SB 901 would direct Gov. Jerry Brown to ask President Barack Obama to suspend programs of the federal immigration and security agencies for the duration of California’s five-year program. It’s a five-year amnesty program for illegal immigrants who pay state income tax. It could be billed as a pay-to-stay tax.

This bill is another example of California overreaching its authority. There is nothing in federal law allowing the government to abdicate its authority over illegal aliens and shift that authority to a state.

The absurdity of the bill is the notion that, if illegal aliens pay state income taxes, they will not be subject to deportation. There are no such protections. Even the bill analysis recognizes this:  “Federal preemption carries particular force in the context of immigration because the federal government has broad, undoubted power over immigration and the status of aliens. (See, e.g., Toll v. Moreno, 458 U. S. 1, 10 (1982).

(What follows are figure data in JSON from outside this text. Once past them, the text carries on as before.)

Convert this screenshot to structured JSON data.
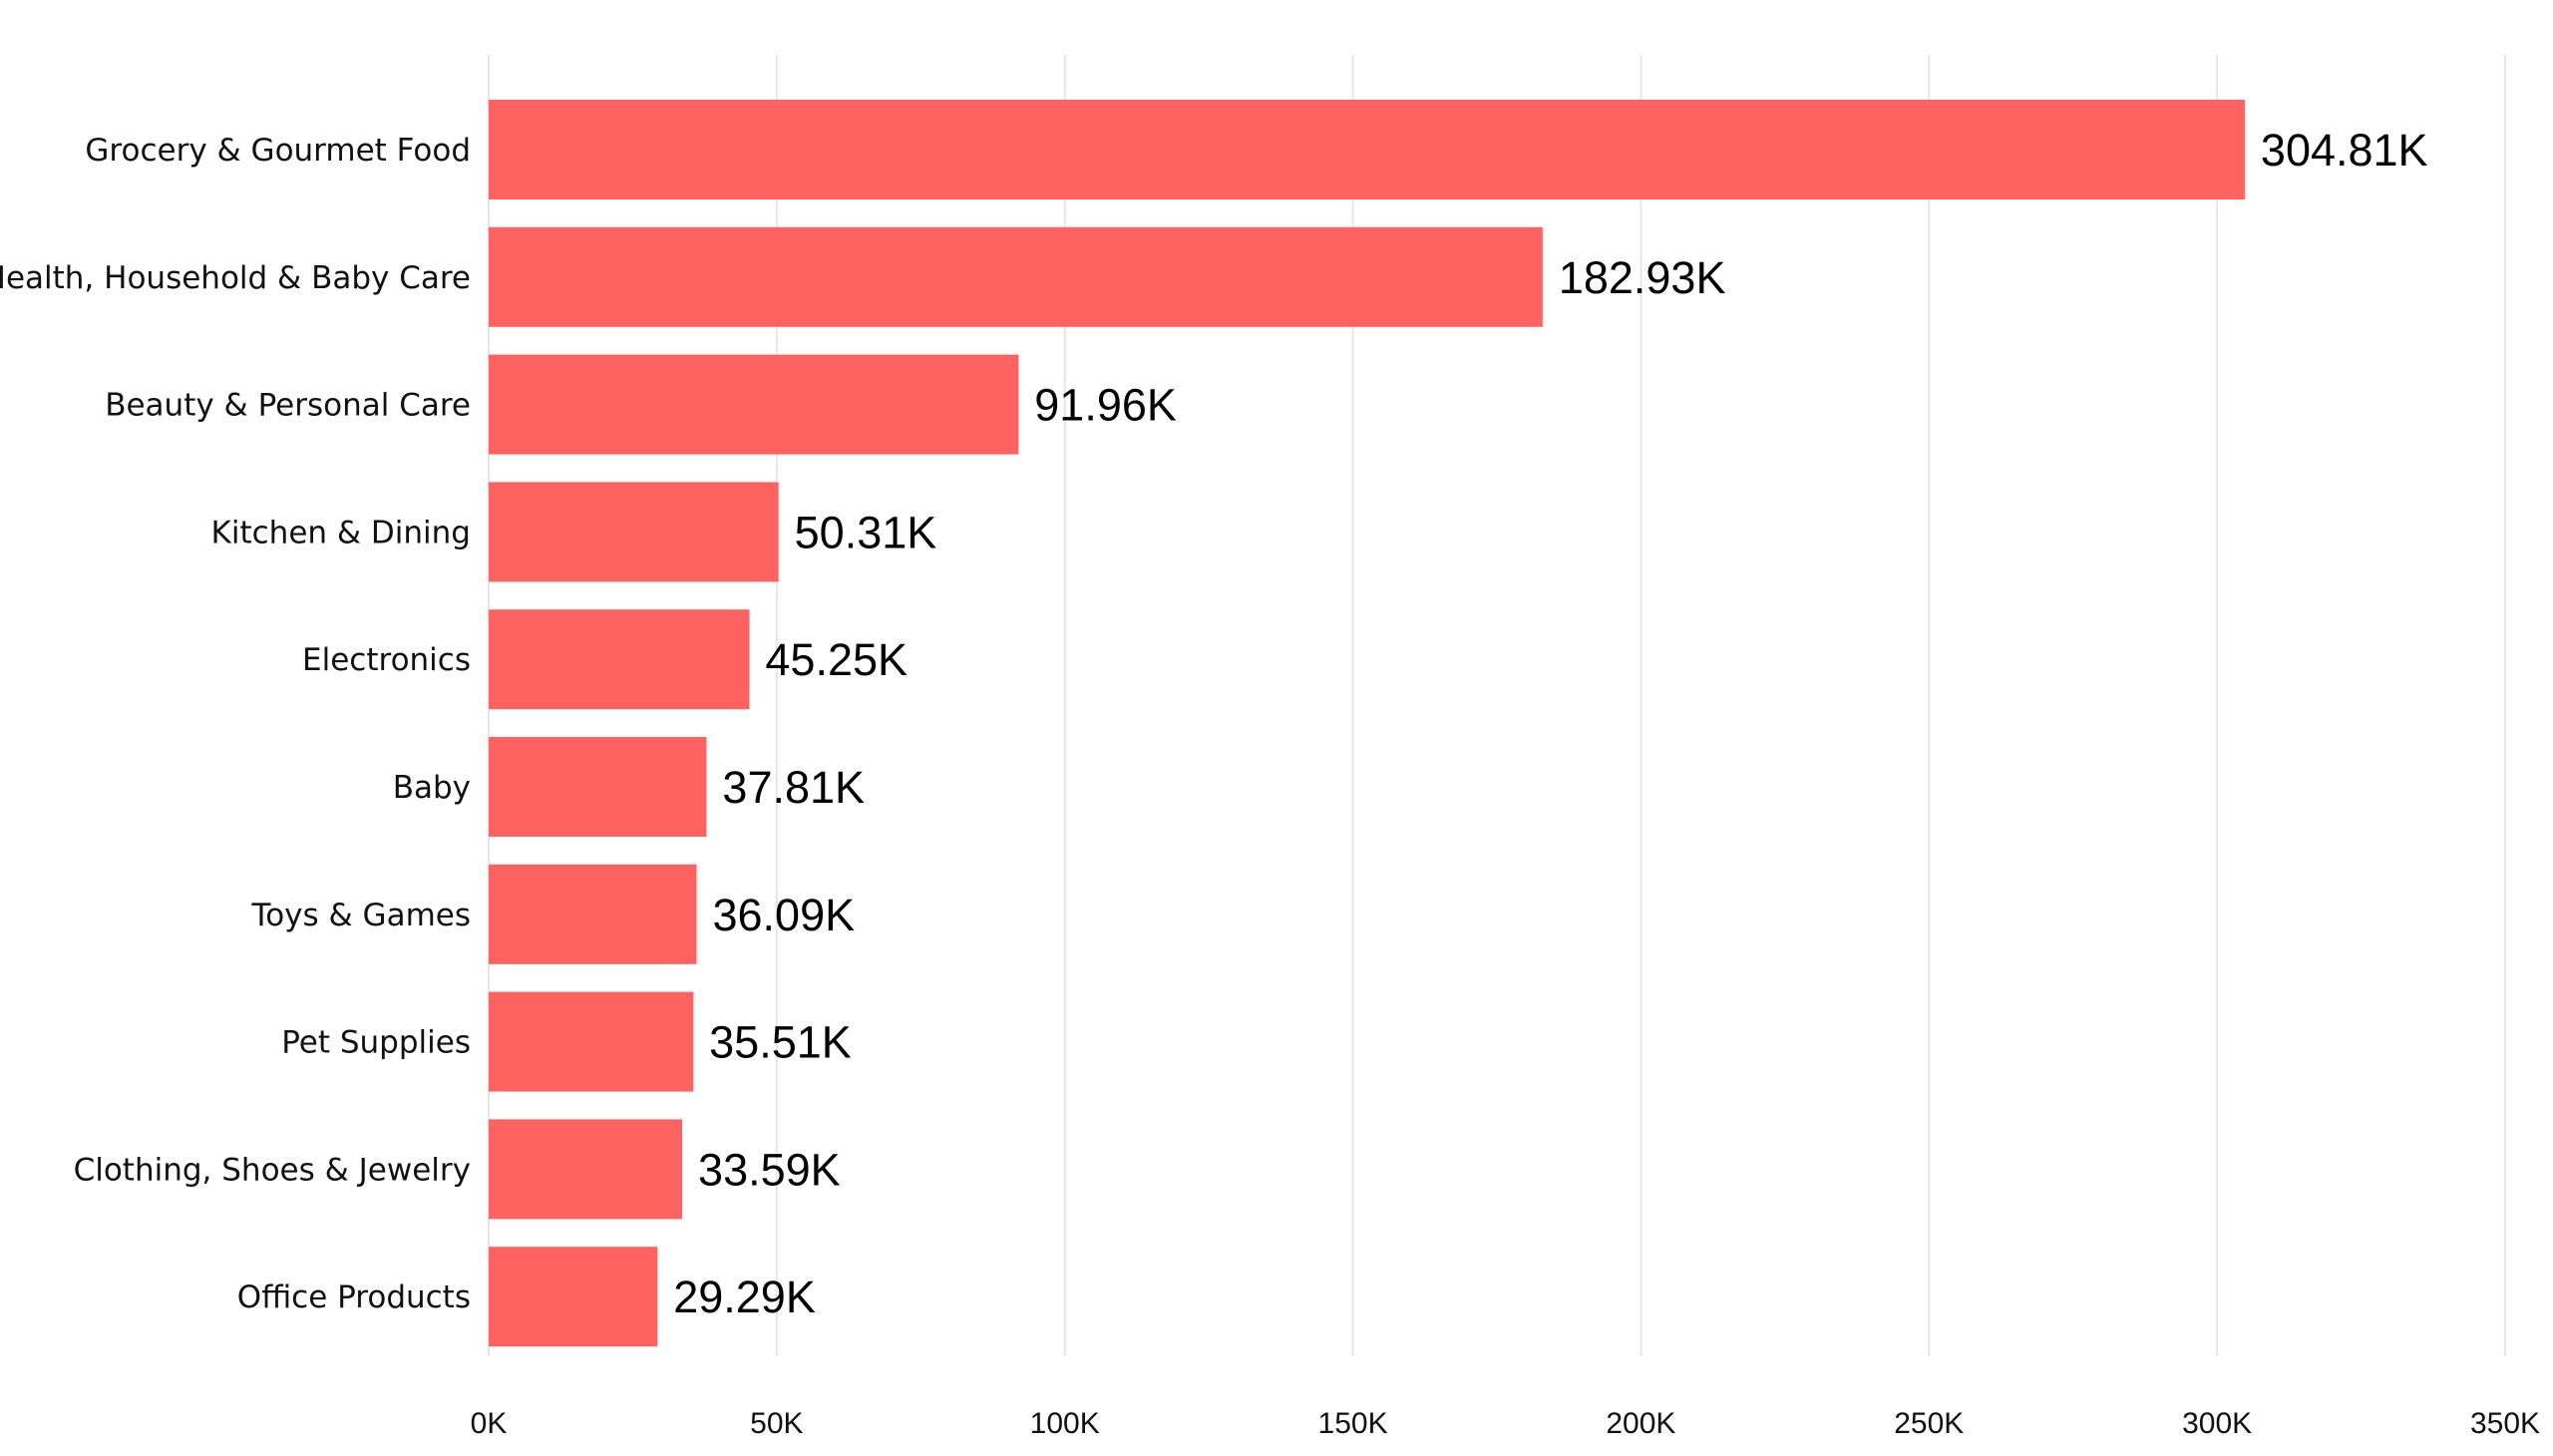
{
  "chart_data": {
    "type": "bar",
    "orientation": "horizontal",
    "title": "",
    "xlabel": "",
    "ylabel": "",
    "categories": [
      "Grocery & Gourmet Food",
      "Health, Household & Baby Care",
      "Beauty & Personal Care",
      "Kitchen & Dining",
      "Electronics",
      "Baby",
      "Toys & Games",
      "Pet Supplies",
      "Clothing, Shoes & Jewelry",
      "Office Products"
    ],
    "values": [
      304810,
      182930,
      91960,
      50310,
      45250,
      37810,
      36090,
      35510,
      33590,
      29290
    ],
    "data_labels": [
      "304.81K",
      "182.93K",
      "91.96K",
      "50.31K",
      "45.25K",
      "37.81K",
      "36.09K",
      "35.51K",
      "33.59K",
      "29.29K"
    ],
    "xlim": [
      0,
      350000
    ],
    "x_ticks": [
      0,
      50000,
      100000,
      150000,
      200000,
      250000,
      300000,
      350000
    ],
    "x_tick_labels": [
      "0K",
      "50K",
      "100K",
      "150K",
      "200K",
      "250K",
      "300K",
      "350K"
    ],
    "grid": "vertical",
    "legend": "none",
    "bar_color": "#ff6361"
  }
}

“Because this bill delves so closely into the subject of immigration, it is important to consider whether this bill may be preempted by federal law should it ultimately become law in California.”

Deferred action program

Most people agree that the lack of enforcement of U.S. immigration laws is a big problem, especially for border states. President Barack Obama made the problem worse earlier this year when he announced that the U.S. Department of Homeland Security would no longer deport illegal aliens who were in the U.S. prior to their 16th birthday. The law also states that illegal aliens 30 years old or younger are also eligible.

In addition to allowing millions of illegal immigrants to stay in the country, California will be providing them driver’s licenses and financial aid for college. Fuentes and Steinberg should have called the bill “the California Amnesty, Education and Identification Voter Act.”